Brésil

Au Brésil 780000 personnes vivent avec le VIH, dont 405000 sont sous traitement VIH. Tous les patients obtiennent le traitement gratuitement à travers le système de santé publique.

Le problème

Le système de santé publique offre l’accès universel au traitement VIH/SIDA, mais les abus sur les prix et les brevets menacent la pérennité de cette politique. Actuellement, les contraintes de budget ralentissent la voix pour l’introduction de meilleurs traitements avec moins d’effets secondaires, affectant ainsi les droits des personnes vivant avec le VIH (PVVIH)

Des brevets non mérités existants font payer au Brésil un prix bien plus élevés sur certains médicaments déjà disponibles en versions génériques et moins chers ailleurs. Pour les nouveaux médicaments, les entreprises sont réticentes à offrir des réductions de prix substantielles au Brésil, craignant les effets sur d’autres marchés. En conséquence, le budget disponible pour le programme VIH/SIDA ne correspond pas à l’augmentation des coûts pour offrir aux patients les régimes dont ils ont besoin, et rester en bonne santé et vivants.
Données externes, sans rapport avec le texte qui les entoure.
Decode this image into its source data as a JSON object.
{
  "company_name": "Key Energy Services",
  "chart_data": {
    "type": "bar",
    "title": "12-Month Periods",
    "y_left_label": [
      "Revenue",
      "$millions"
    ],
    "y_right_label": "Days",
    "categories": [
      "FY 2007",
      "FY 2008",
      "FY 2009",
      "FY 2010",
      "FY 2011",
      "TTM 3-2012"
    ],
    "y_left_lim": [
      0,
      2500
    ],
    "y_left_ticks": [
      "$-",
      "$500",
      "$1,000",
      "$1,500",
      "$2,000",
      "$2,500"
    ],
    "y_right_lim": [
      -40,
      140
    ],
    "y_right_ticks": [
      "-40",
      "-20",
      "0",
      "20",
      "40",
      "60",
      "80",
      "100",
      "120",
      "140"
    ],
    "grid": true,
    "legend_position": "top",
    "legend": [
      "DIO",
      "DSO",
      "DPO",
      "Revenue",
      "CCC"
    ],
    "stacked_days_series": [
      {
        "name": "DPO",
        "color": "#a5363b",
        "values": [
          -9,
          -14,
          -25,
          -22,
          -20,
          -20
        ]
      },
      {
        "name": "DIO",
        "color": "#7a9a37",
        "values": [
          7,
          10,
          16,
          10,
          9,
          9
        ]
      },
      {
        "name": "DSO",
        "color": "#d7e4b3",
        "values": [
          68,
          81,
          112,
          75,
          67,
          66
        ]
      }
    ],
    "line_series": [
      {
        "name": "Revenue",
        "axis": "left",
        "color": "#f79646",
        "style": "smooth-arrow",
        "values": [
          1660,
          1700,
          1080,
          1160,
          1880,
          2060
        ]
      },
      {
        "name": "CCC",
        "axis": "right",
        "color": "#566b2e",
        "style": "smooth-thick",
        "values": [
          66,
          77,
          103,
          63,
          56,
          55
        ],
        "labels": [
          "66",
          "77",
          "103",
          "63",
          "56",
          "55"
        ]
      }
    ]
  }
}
Des mesures existantes dans le pays pour diminuer les brevets et les abus de prix sont peu utilisées par le gouvernement et/ou attaquées par les pharmaceutiques multinationales. D’autre part, les mesures qui assurent une protection plus forte et prolongée des brevets sont surexploitées. Un équilibre dans le régime des brevets brésilien doit être trouvé pour sécuriser les droits des PVVIH et tous les patients qui comptent sur le système de santé publique, avec ses principes d’universalité et d’équité.

Le contexte

Le système universel de santé publique du Brésil est le plus gros du monde servant 100 millions de personnes et fournissant les médicaments essentiels gratuitement. Maintenir et financer le système de santé est un défi constant.

La protection de la propriété intellectuelle imposée par l’Accord APDIC a été un facteur important dans l’augmentation dramatique des prix des nouveaux médicaments. Ceci a commencé à menacer la capacité du Brésil à tenir ses promesses relatives aux soins de santé fournis à ses populations.
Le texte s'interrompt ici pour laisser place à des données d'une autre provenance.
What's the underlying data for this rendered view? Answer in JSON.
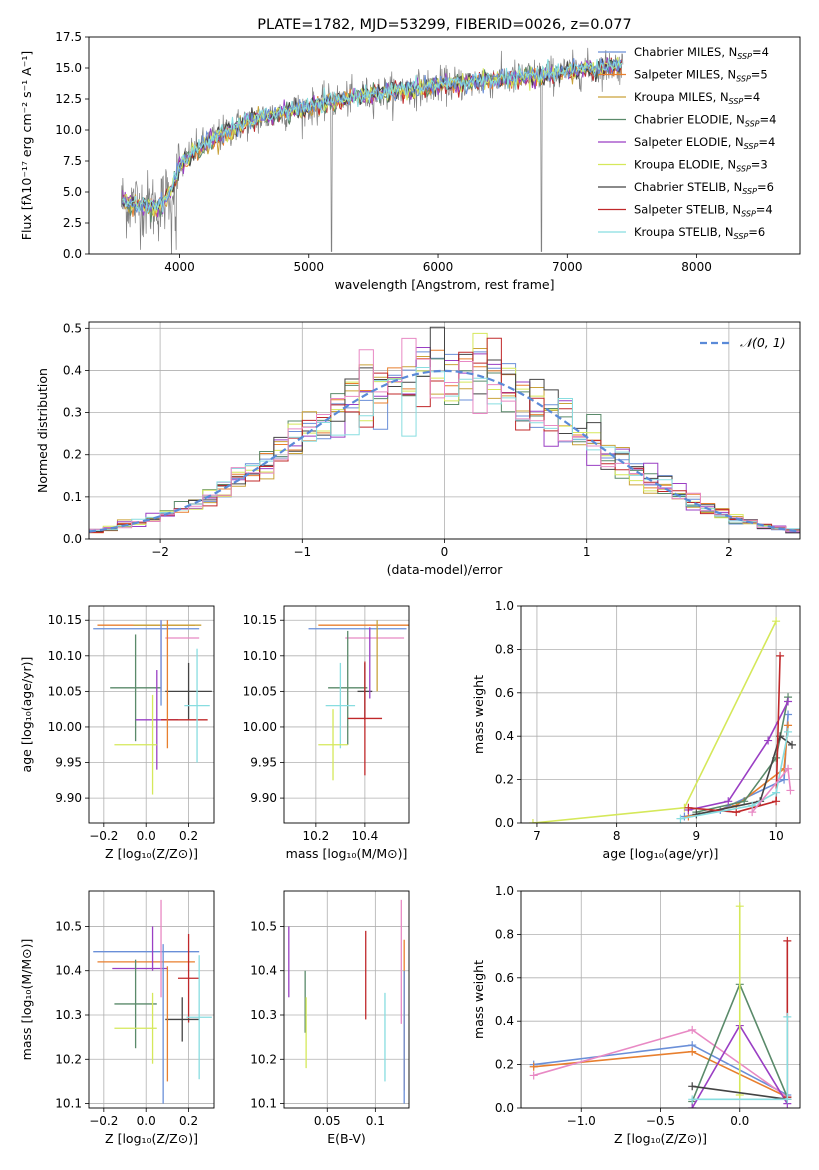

La loi des brevets en vigueur a été approuvée en 1996, quelques mois seulement après la signature de l’Accord ADPIC. En ce temps, le Brésil incorporait quelques mesures connues par l’Accord ADPIC-plus , sous la pression des pharmaceutiques multinationales et le gouvernement des EU. Heureusement, le gouvernement a également géré l’intégration de quelques mesures pour la promotion des politiques de santé publique.
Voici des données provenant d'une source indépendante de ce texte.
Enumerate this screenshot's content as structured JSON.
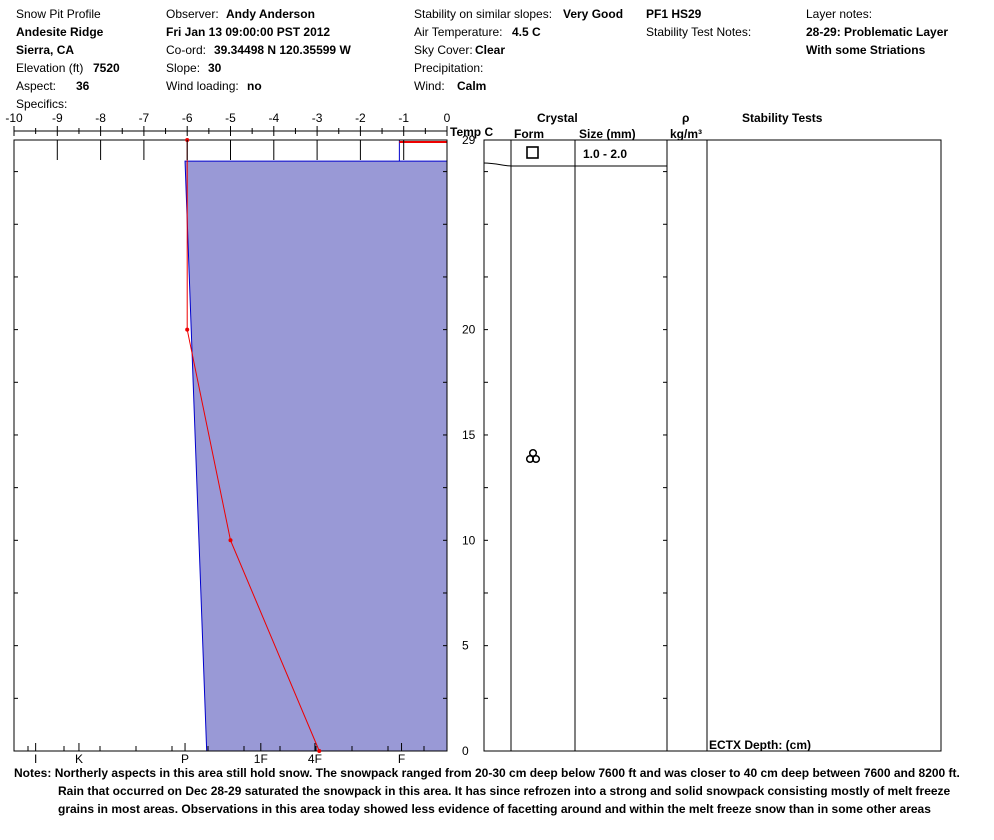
{
  "header": {
    "title": "Snow Pit Profile",
    "location": "Andesite Ridge",
    "region": "Sierra, CA",
    "elevation_label": "Elevation (ft)",
    "elevation_value": "7520",
    "aspect_label": "Aspect:",
    "aspect_value": "36",
    "specifics_label": "Specifics:",
    "observer_label": "Observer:",
    "observer_value": "Andy Anderson",
    "datetime": "Fri Jan 13 09:00:00 PST 2012",
    "coord_label": "Co-ord:",
    "coord_value": "39.34498 N 120.35599 W",
    "slope_label": "Slope:",
    "slope_value": "30",
    "wind_loading_label": "Wind loading:",
    "wind_loading_value": "no",
    "stability_label": "Stability on similar slopes:",
    "stability_value": "Very Good",
    "air_temp_label": "Air Temperature:",
    "air_temp_value": "4.5 C",
    "sky_label": "Sky Cover:",
    "sky_value": "Clear",
    "precip_label": "Precipitation:",
    "wind_label": "Wind:",
    "wind_value": "Calm",
    "pf": "PF1 HS29",
    "stability_notes_label": "Stability Test Notes:",
    "layer_notes_label": "Layer notes:",
    "layer_notes_line1": "28-29: Problematic Layer",
    "layer_notes_line2": "With some Striations"
  },
  "columns": {
    "crystal": "Crystal",
    "form": "Form",
    "size": "Size (mm)",
    "rho": "ρ",
    "density_unit": "kg/m³",
    "stability_tests": "Stability Tests",
    "temp_label": "Temp C"
  },
  "layers": [
    {
      "top": 29,
      "bottom": 28,
      "size": "1.0 - 2.0",
      "form": "faceted-square-icon"
    },
    {
      "top": 28,
      "bottom": 0,
      "size": "",
      "form": "melt-freeze-icon"
    }
  ],
  "stability_test": "ECTX  Depth: (cm)",
  "notes": {
    "label": "Notes:",
    "line1": "Northerly aspects in this area still hold snow. The snowpack ranged from 20-30 cm deep below 7600 ft and was closer to 40 cm deep between 7600 and 8200 ft.",
    "line2": "Rain that occurred on Dec 28-29 saturated the snowpack in this area. It has since refrozen into a strong and solid snowpack consisting mostly of melt freeze",
    "line3": "grains in most areas. Observations in this area today showed less evidence of facetting around and within the melt freeze snow than in some other areas"
  },
  "chart_data": {
    "type": "area",
    "x_axis": {
      "label": "Temp C",
      "range": [
        -10,
        0
      ],
      "ticks": [
        "-10",
        "-9",
        "-8",
        "-7",
        "-6",
        "-5",
        "-4",
        "-3",
        "-2",
        "-1",
        "0"
      ]
    },
    "y_axis": {
      "range": [
        0,
        29
      ],
      "ticks": [
        "0",
        "5",
        "10",
        "15",
        "20",
        "29"
      ]
    },
    "hardness_axis": {
      "ticks": [
        "I",
        "K",
        "P",
        "1F",
        "4F",
        "F"
      ]
    },
    "colors": {
      "hardness_fill": "#9999d6",
      "hardness_line": "#0000cc",
      "temperature": "#ee0000"
    },
    "series": [
      {
        "kind": "hardness",
        "points": [
          [
            -1.1,
            29
          ],
          [
            -1.1,
            28
          ],
          [
            0,
            28
          ],
          [
            0,
            0
          ],
          [
            -5.55,
            0
          ],
          [
            -6.05,
            28
          ],
          [
            -6.05,
            28
          ],
          [
            -1.1,
            28
          ],
          [
            -1.1,
            29
          ],
          [
            0,
            29
          ]
        ]
      },
      {
        "kind": "temperature",
        "points": [
          [
            -6.0,
            29
          ],
          [
            -6.0,
            20
          ],
          [
            -5.0,
            10
          ],
          [
            -2.95,
            0
          ]
        ]
      }
    ]
  }
}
Aujourd’hui de nouveaux débats autour de la loi sur les brevets ont émergé. Tout en offrant de nouvelles opportunités pour renforcer les garanties de la santé publique, ils ouvrent la porte aussi au renforcement des agendas des brevets. Le Brésil dispose de l’un des cohortes de patients les plus anciens dans les pays en développement, et fait donc face à des défis en matière de traitement auxquels d’autres pays vont bientôt devoir faire face. Ceci est plus particulièrement le cas concernant l’introduction de nouveaux médicaments, pour traiter les patients avec de nouveaux régimes. Le programme VIH/SIDA du Brésil a été perçu comme un modèle pour le reste du monde durant des décennies. Le prix élevé et les contraintes budgétaires menacent actuellement le principe de l’accès universel et l’approvisionnement des meilleures options de traitement disponibles.

L’Associação Brasileira Interdisciplinar de AIDS, est une organisation principale mobilisant la société civile pour remettre en cause la protection de la propriété intellectuelle et autres mesures qui réduisent l’accès aux médicaments essentiels.